Com Lula à frente das negociações, o PT de Dilma sentiu-se desobrigado de negociar eleitoralmente com os líderes petistas e dos partidos aliados. O movimento é bom para Dilma, uma ex-pedetista que só adotou o PT em 2000. Assim, ela se afasta ainda mais da turma do mensalão. Ao lado dela, instruídos a não perder tempo com conversas políticas, atuam, além de Mercadante, os ministros petistas Gleisi Hoffmann (Casa Civil), José Eduardo Martins Cardozo (Justiça), Guido Mantega (Fazenda), Giles Azevedo (chefia de gabinete), Fernando Pimentel (Desenvolvimento Econômico), Ideli Salvatti (Relações Institucionais) e Paulo Bernardo (Comunicações).
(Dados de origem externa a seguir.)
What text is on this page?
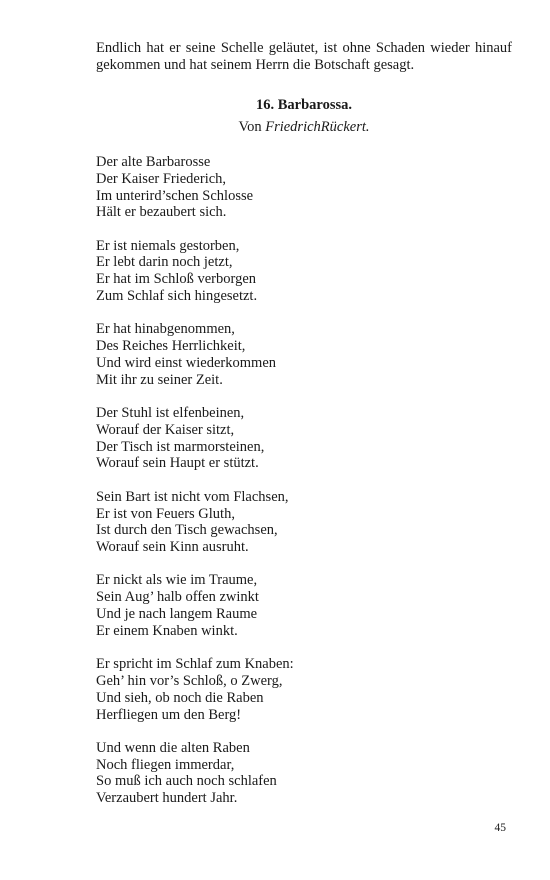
Endlich hat er seine Schelle geläutet, ist ohne Schaden wieder hinauf
gekommen und hat seinem Herrn die Botschaft gesagt.
16. Barbarossa.
Von FriedrichRückert.
Der alte Barbarosse
Der Kaiser Friederich,
Im unterird’schen Schlosse
Hält er bezaubert sich.
Er ist niemals gestorben,
Er lebt darin noch jetzt,
Er hat im Schloß verborgen
Zum Schlaf sich hingesetzt.
Er hat hinabgenommen,
Des Reiches Herrlichkeit,
Und wird einst wiederkommen
Mit ihr zu seiner Zeit.
Der Stuhl ist elfenbeinen,
Worauf der Kaiser sitzt,
Der Tisch ist marmorsteinen,
Worauf sein Haupt er stützt.
Sein Bart ist nicht vom Flachsen,
Er ist von Feuers Gluth,
Ist durch den Tisch gewachsen,
Worauf sein Kinn ausruht.
Er nickt als wie im Traume,
Sein Aug’ halb offen zwinkt
Und je nach langem Raume
Er einem Knaben winkt.
Er spricht im Schlaf zum Knaben:
Geh’ hin vor’s Schloß, o Zwerg,
Und sieh, ob noch die Raben
Herfliegen um den Berg!
Und wenn die alten Raben
Noch fliegen immerdar,
So muß ich auch noch schlafen
Verzaubert hundert Jahr.
45
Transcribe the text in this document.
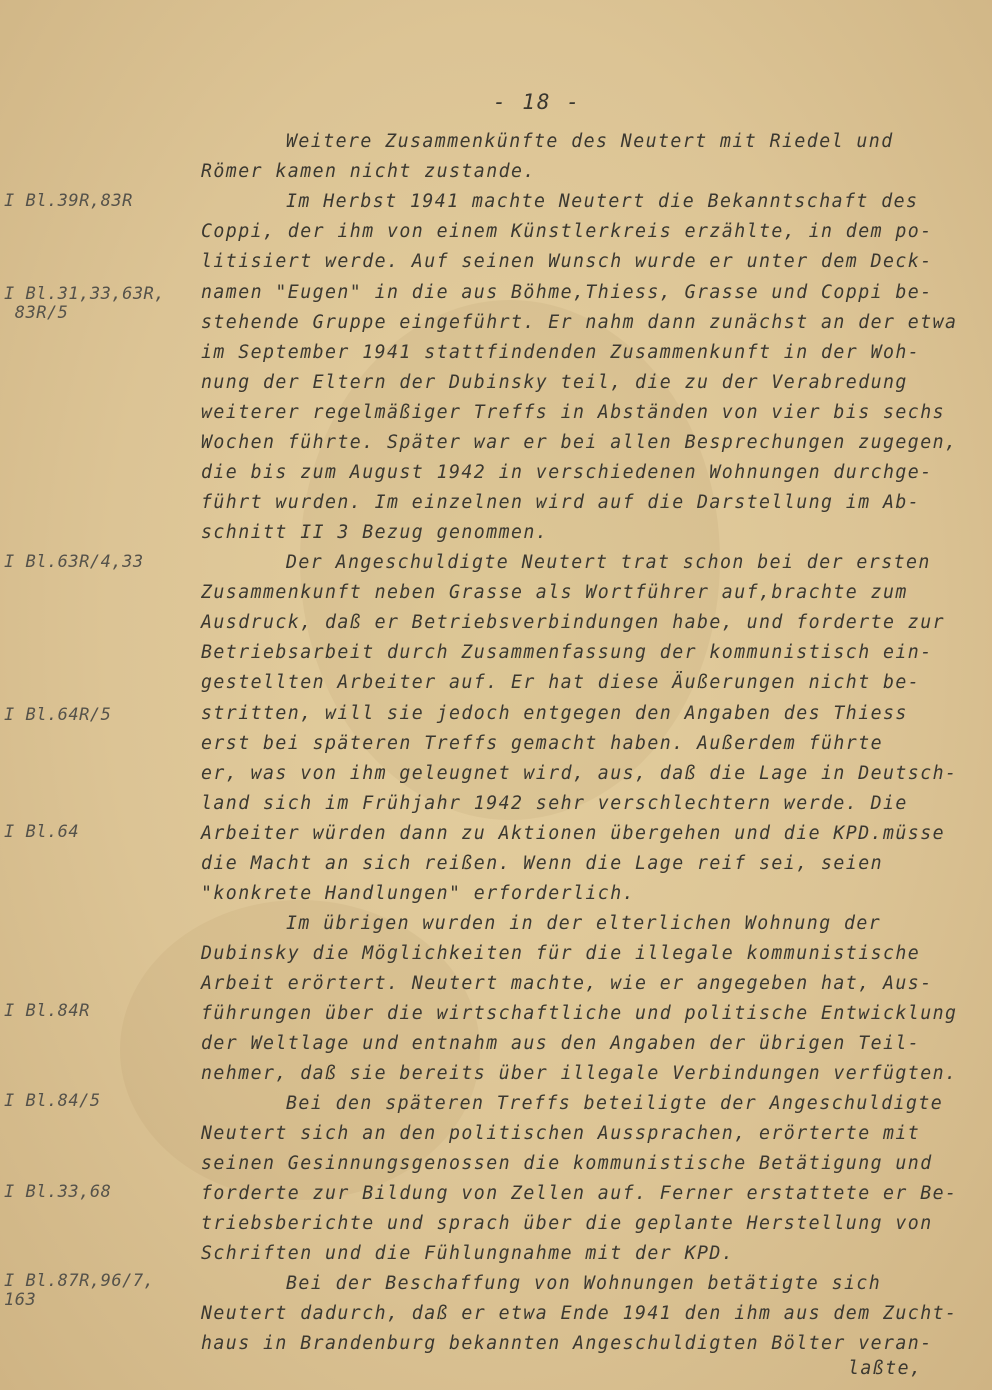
- 18 -
I Bl.39R,83R
I Bl.31,33,63R,
83R/5
I Bl.63R/4,33
I Bl.64R/5
I Bl.64
I Bl.84R
I Bl.84/5
I Bl.33,68
I Bl.87R,96/7,
163
Weitere Zusammenkünfte des Neutert mit Riedel und
Römer kamen nicht zustande.
Im Herbst 1941 machte Neutert die Bekanntschaft des
Coppi, der ihm von einem Künstlerkreis erzählte, in dem po-
litisiert werde. Auf seinen Wunsch wurde er unter dem Deck-
namen "Eugen" in die aus Böhme,Thiess, Grasse und Coppi be-
stehende Gruppe eingeführt. Er nahm dann zunächst an der etwa
im September 1941 stattfindenden Zusammenkunft in der Woh-
nung der Eltern der Dubinsky teil, die zu der Verabredung
weiterer regelmäßiger Treffs in Abständen von vier bis sechs
Wochen führte. Später war er bei allen Besprechungen zugegen,
die bis zum August 1942 in verschiedenen Wohnungen durchge-
führt wurden. Im einzelnen wird auf die Darstellung im Ab-
schnitt II 3 Bezug genommen.
Der Angeschuldigte Neutert trat schon bei der ersten
Zusammenkunft neben Grasse als Wortführer auf,brachte zum
Ausdruck, daß er Betriebsverbindungen habe, und forderte zur
Betriebsarbeit durch Zusammenfassung der kommunistisch ein-
gestellten Arbeiter auf. Er hat diese Äußerungen nicht be-
stritten, will sie jedoch entgegen den Angaben des Thiess
erst bei späteren Treffs gemacht haben. Außerdem führte
er, was von ihm geleugnet wird, aus, daß die Lage in Deutsch-
land sich im Frühjahr 1942 sehr verschlechtern werde. Die
Arbeiter würden dann zu Aktionen übergehen und die KPD.müsse
die Macht an sich reißen. Wenn die Lage reif sei, seien
"konkrete Handlungen" erforderlich.
Im übrigen wurden in der elterlichen Wohnung der
Dubinsky die Möglichkeiten für die illegale kommunistische
Arbeit erörtert. Neutert machte, wie er angegeben hat, Aus-
führungen über die wirtschaftliche und politische Entwicklung
der Weltlage und entnahm aus den Angaben der übrigen Teil-
nehmer, daß sie bereits über illegale Verbindungen verfügten.
Bei den späteren Treffs beteiligte der Angeschuldigte
Neutert sich an den politischen Aussprachen, erörterte mit
seinen Gesinnungsgenossen die kommunistische Betätigung und
forderte zur Bildung von Zellen auf. Ferner erstattete er Be-
triebsberichte und sprach über die geplante Herstellung von
Schriften und die Fühlungnahme mit der KPD.
Bei der Beschaffung von Wohnungen betätigte sich
Neutert dadurch, daß er etwa Ende 1941 den ihm aus dem Zucht-
haus in Brandenburg bekannten Angeschuldigten Bölter veran-
laßte,
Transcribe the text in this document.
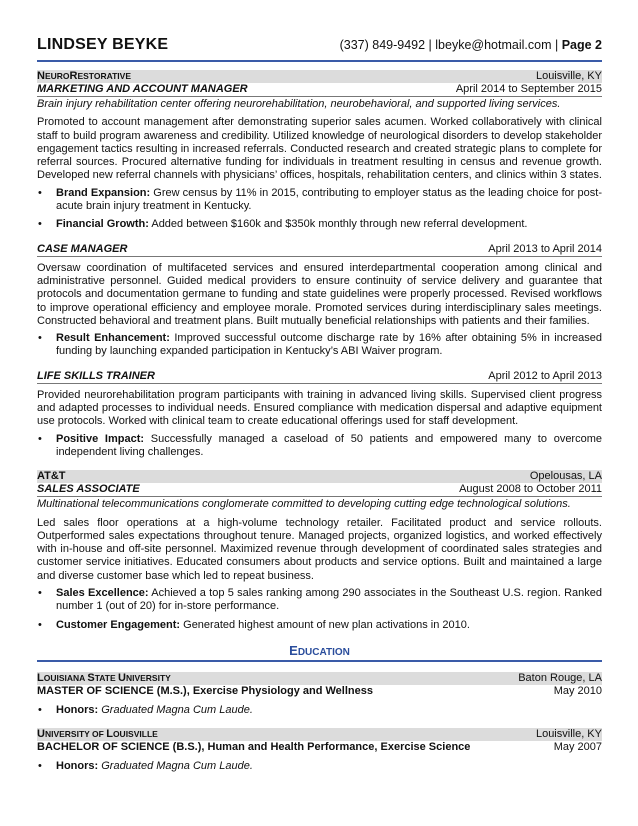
LINDSEY BEYKE	(337) 849-9492 | lbeyke@hotmail.com | Page 2
NEURORESTORATIVE	Louisville, KY
MARKETING AND ACCOUNT MANAGER	April 2014 to September 2015
Brain injury rehabilitation center offering neurorehabilitation, neurobehavioral, and supported living services.

Promoted to account management after demonstrating superior sales acumen. Worked collaboratively with clinical staff to build program awareness and credibility. Utilized knowledge of neurological disorders to develop stakeholder engagement tactics resulting in increased referrals. Conducted research and created strategic plans to complete for referral sources. Procured alternative funding for individuals in treatment resulting in census and revenue growth. Developed new referral channels with physicians’ offices, hospitals, rehabilitation centers, and clinics within 3 states.

• Brand Expansion: Grew census by 11% in 2015, contributing to employer status as the leading choice for post-acute brain injury treatment in Kentucky.
• Financial Growth: Added between $160k and $350k monthly through new referral development.
CASE MANAGER	April 2013 to April 2014

Oversaw coordination of multifaceted services and ensured interdepartmental cooperation among clinical and administrative personnel. Guided medical providers to ensure continuity of service delivery and guarantee that protocols and documentation germane to funding and state guidelines were properly processed. Revised workflows to improve operational efficiency and employee morale. Promoted services during interdisciplinary sales meetings. Constructed behavioral and treatment plans. Built mutually beneficial relationships with patients and their families.

• Result Enhancement: Improved successful outcome discharge rate by 16% after obtaining 5% in increased funding by launching expanded participation in Kentucky’s ABI Waiver program.
LIFE SKILLS TRAINER	April 2012 to April 2013

Provided neurorehabilitation program participants with training in advanced living skills. Supervised client progress and adapted processes to individual needs. Ensured compliance with medication dispersal and adaptive equipment use protocols. Worked with clinical team to create educational offerings used for staff development.

• Positive Impact: Successfully managed a caseload of 50 patients and empowered many to overcome independent living challenges.
AT&T	Opelousas, LA
SALES ASSOCIATE	August 2008 to October 2011
Multinational telecommunications conglomerate committed to developing cutting edge technological solutions.

Led sales floor operations at a high-volume technology retailer. Facilitated product and service rollouts. Outperformed sales expectations throughout tenure. Managed projects, organized logistics, and worked effectively with in-house and off-site personnel. Maximized revenue through development of coordinated sales strategies and customer service initiatives. Educated consumers about products and service options. Built and maintained a large and diverse customer base which led to repeat business.

• Sales Excellence: Achieved a top 5 sales ranking among 290 associates in the Southeast U.S. region. Ranked number 1 (out of 20) for in-store performance.
• Customer Engagement: Generated highest amount of new plan activations in 2010.
EDUCATION
LOUISIANA STATE UNIVERSITY	Baton Rouge, LA
MASTER OF SCIENCE (M.S.), Exercise Physiology and Wellness	May 2010
• Honors: Graduated Magna Cum Laude.
UNIVERSITY OF LOUISVILLE	Louisville, KY
BACHELOR OF SCIENCE (B.S.), Human and Health Performance, Exercise Science	May 2007
• Honors: Graduated Magna Cum Laude.
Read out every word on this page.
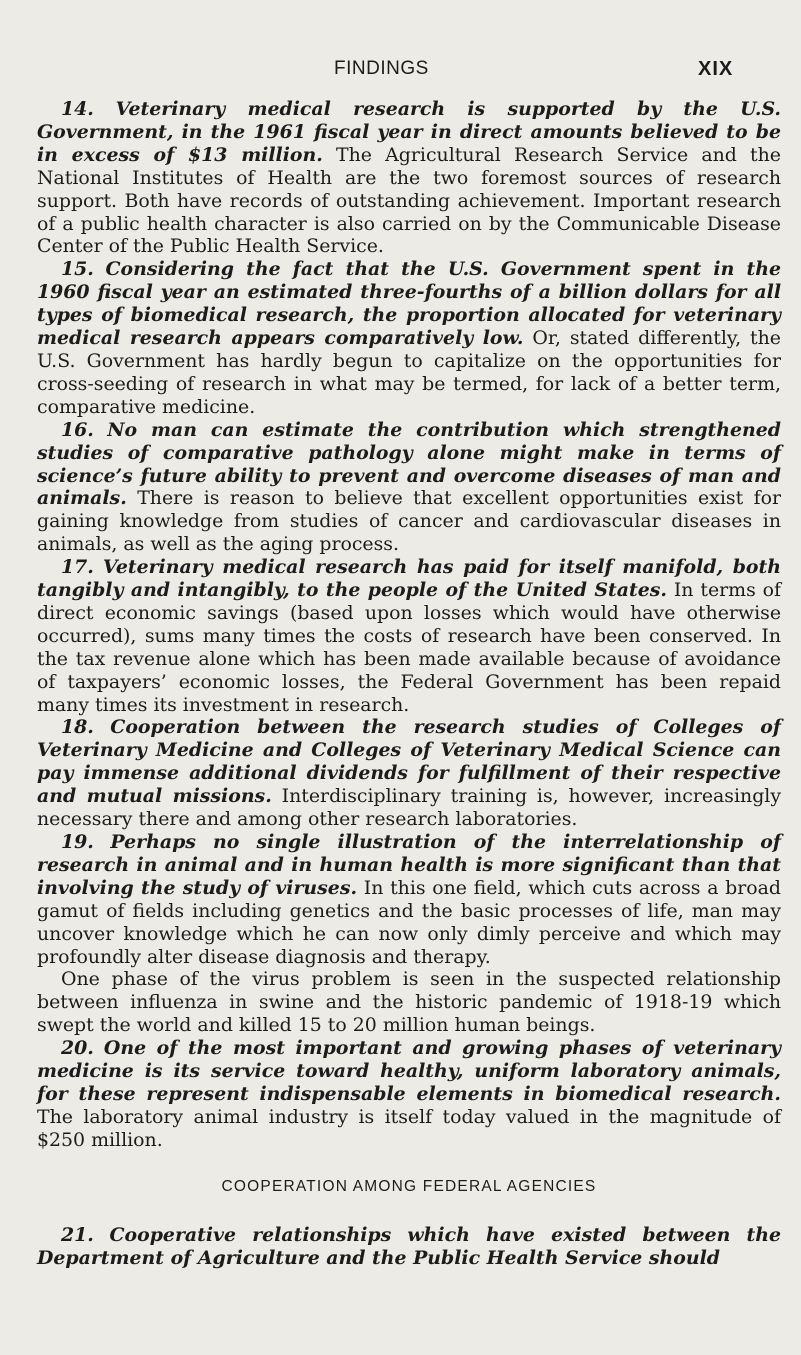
FINDINGS	XIX

14. Veterinary medical research is supported by the U.S. Government, in the 1961 fiscal year in direct amounts believed to be in excess of $13 million. The Agricultural Research Service and the National Institutes of Health are the two foremost sources of research support. Both have records of outstanding achievement. Important research of a public health character is also carried on by the Communicable Disease Center of the Public Health Service.

15. Considering the fact that the U.S. Government spent in the 1960 fiscal year an estimated three-fourths of a billion dollars for all types of biomedical research, the proportion allocated for veterinary medical research appears comparatively low. Or, stated differently, the U.S. Government has hardly begun to capitalize on the opportunities for cross-seeding of research in what may be termed, for lack of a better term, comparative medicine.

16. No man can estimate the contribution which strengthened studies of comparative pathology alone might make in terms of science’s future ability to prevent and overcome diseases of man and animals. There is reason to believe that excellent opportunities exist for gaining knowledge from studies of cancer and cardiovascular diseases in animals, as well as the aging process.

17. Veterinary medical research has paid for itself manifold, both tangibly and intangibly, to the people of the United States. In terms of direct economic savings (based upon losses which would have otherwise occurred), sums many times the costs of research have been conserved. In the tax revenue alone which has been made available because of avoidance of taxpayers’ economic losses, the Federal Government has been repaid many times its investment in research.

18. Cooperation between the research studies of Colleges of Veterinary Medicine and Colleges of Veterinary Medical Science can pay immense additional dividends for fulfillment of their respective and mutual missions. Interdisciplinary training is, however, increasingly necessary there and among other research laboratories.

19. Perhaps no single illustration of the interrelationship of research in animal and in human health is more significant than that involving the study of viruses. In this one field, which cuts across a broad gamut of fields including genetics and the basic processes of life, man may uncover knowledge which he can now only dimly perceive and which may profoundly alter disease diagnosis and therapy.

One phase of the virus problem is seen in the suspected relationship between influenza in swine and the historic pandemic of 1918-19 which swept the world and killed 15 to 20 million human beings.

20. One of the most important and growing phases of veterinary medicine is its service toward healthy, uniform laboratory animals, for these represent indispensable elements in biomedical research. The laboratory animal industry is itself today valued in the magnitude of $250 million.

COOPERATION AMONG FEDERAL AGENCIES

21. Cooperative relationships which have existed between the Department of Agriculture and the Public Health Service should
Em sentido oposto, Lula manobrou para vetar a indicação do prefeito do Recife, João da Costa, à reeleição. Também costurou alianças com antigos aliados de partidos “faxinados” por Dilma após algum escândalo, como o PCdoB e o PP de Paulo Maluf. “A relação mudou. Em primeiro lugar, Dilma tem sido muito mais dura com auxiliares acusados de desvios éticos. Em segundo, embora seja do PT, ela não tem história na sigla. Nunca havia sido candidata a nada. A relação do partido com ela é mais fria”, diz Secco.
Por enquanto, ninguém aposta num confronto aberto entre Lula e Dilma, ungida por ele para assumir o comando do país. Mas os choques recentes são reais e cada vez mais frequentes. A presidente era contra a criação da CPI do Cachoeira, instalada para investigar o bicheiro Carlos Augusto Ramos. Estava disposta a atuar contra a CPI, mas perdeu a disputa com o antecessor. Deu o troco ao vetar a indicação de Cândido Vaccarezza (PT-SP), fiel escudeiro de Lula, para a relatoria.
O deputado Vaccarezza acabaria flagrado ao celular enviando uma mensagem ao governador do Rio de Janeiro, o peemedebista Sérgio Cabral. Prometia blindagem absoluta a Cabral nas investigações. Vaccarezza queria o apoio do PMDB para acuar a imprensa com a comissão. Não conseguiu e deixou os governistas fragilizados. Poucos dias depois, em 30 de maio, a CPI quebrou o sigilo da empreiteira Delta (braço operacional do esquema de Cachoeira) em âmbito nacional durante toda a era Lula (2003-2010). Lula queria a Delta longe do foco da CPI que ele mesmo ajudou a criar. Mas o feitiço do feiticeiro ameaça ter vida própria. Na quinta-feira passada, governistas comandados pelo líder Jilmar Tatto (PT-SP) conseguiram uma vitória e postergaram a convocação de Fernando Cavendish, ex-homem forte da Delta. Mesmo assim, a CPI examinará as contas da Delta e poderá convocá-lo no futuro.
O deputado federal André Vargas (PT-PR) nega haver tempo ruim com o Planalto. “Nas relações com o Congresso e o PT, Dilma é diferente de Lula. Mas ela encampa os símbolos do partido e da gestão do ex-presidente. Os estilos são diferentes, e temos de entender isso”, diz Vargas. Verdade, mas algo mais os difere. Lula é pressionado pelo tempo, algo que Dilma, na primeira metade de seu primeiro mandato, tem de sobra. No discreto embate da presidente contra o lulismo, o tempo está de seu lado.